The 15-hectare parcel of land opposite the temple was donated by Wollongong City Council in 2001 for the creation of this ‘‘community-enhancing educational facility’’.
Award-winning international architects Woods Bagot used the Buddhist symbol of the lotus flower as the starting point for the building’s design.
Spanning 6000 square metres, the design includes four distinct ‘‘pods’’ which Woods Bagot describe as ‘‘linked by active bridges, allowing for movement through the building to be a journey comprised of moments, destinations and thresholds’’.
NTI acting president and foundation dean Professor John Loxton said the campus was ‘‘a beautiful lotus building rising out of the wasteland’’.
The new building’s aesthetic also references some Buddhist ideals.
‘‘In keeping with the humanistic Buddhist teachings of Fo Guang Shan, the architecture avoids hierarchy, is modern, values the spaces in between, as well as providing a neutral environment devoid of excess and materialism,’’ Woods Bagot senior associate John Prentice said.

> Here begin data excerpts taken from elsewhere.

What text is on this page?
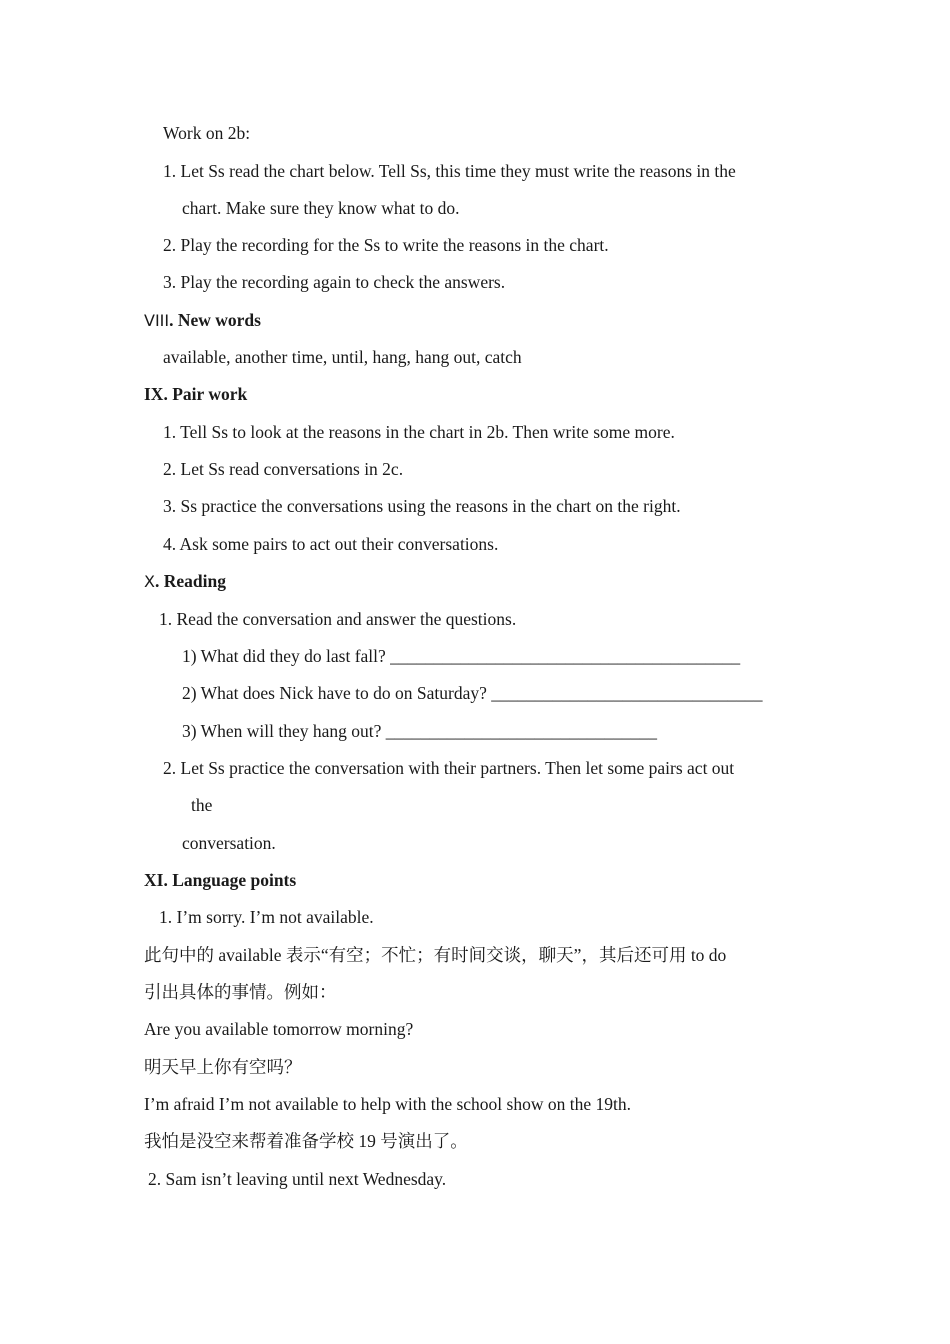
Work on 2b:
1. Let Ss read the chart below. Tell Ss, this time they must write the reasons in the
chart. Make sure they know what to do.
2. Play the recording for the Ss to write the reasons in the chart.
3. Play the recording again to check the answers.
VIII. New words
available, another time, until, hang, hang out, catch
IX. Pair work
1. Tell Ss to look at the reasons in the chart in 2b. Then write some more.
2. Let Ss read conversations in 2c.
3. Ss practice the conversations using the reasons in the chart on the right.
4. Ask some pairs to act out their conversations.
X. Reading
1. Read the conversation and answer the questions.
1) What did they do last fall? ________________________________________
2) What does Nick have to do on Saturday? _______________________________
3) When will they hang out? _______________________________
2. Let Ss practice the conversation with their partners. Then let some pairs act out
the
conversation.
XI. Language points
1. I’m sorry. I’m not available.
此句中的 available 表示“有空；不忙；有时间交谈，聊天”，其后还可用 to do
引出具体的事情。例如：
Are you available tomorrow morning?
明天早上你有空吗？
I’m afraid I’m not available to help with the school show on the 19th.
我怕是没空来帮着准备学校 19 号演出了。
2. Sam isn’t leaving until next Wednesday.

Project manager John Sullivan said the entire building was made primarily of precast concrete, and featured distinctive curved concrete walls made up of 169 precast concrete panels weighing up to 14 tonnes.
It’s the first stage of a wider education project planned by the temple and the Fo Guang Shan Buddhist order.
The new building caters for 300 students. NTI’s vision is to become the Illawarra’s second university with infrastructure catering for 3000 students.
To achieve this the next step will be a $20 million bridge over the M1 Princes Motorway, linking the temple with the institute.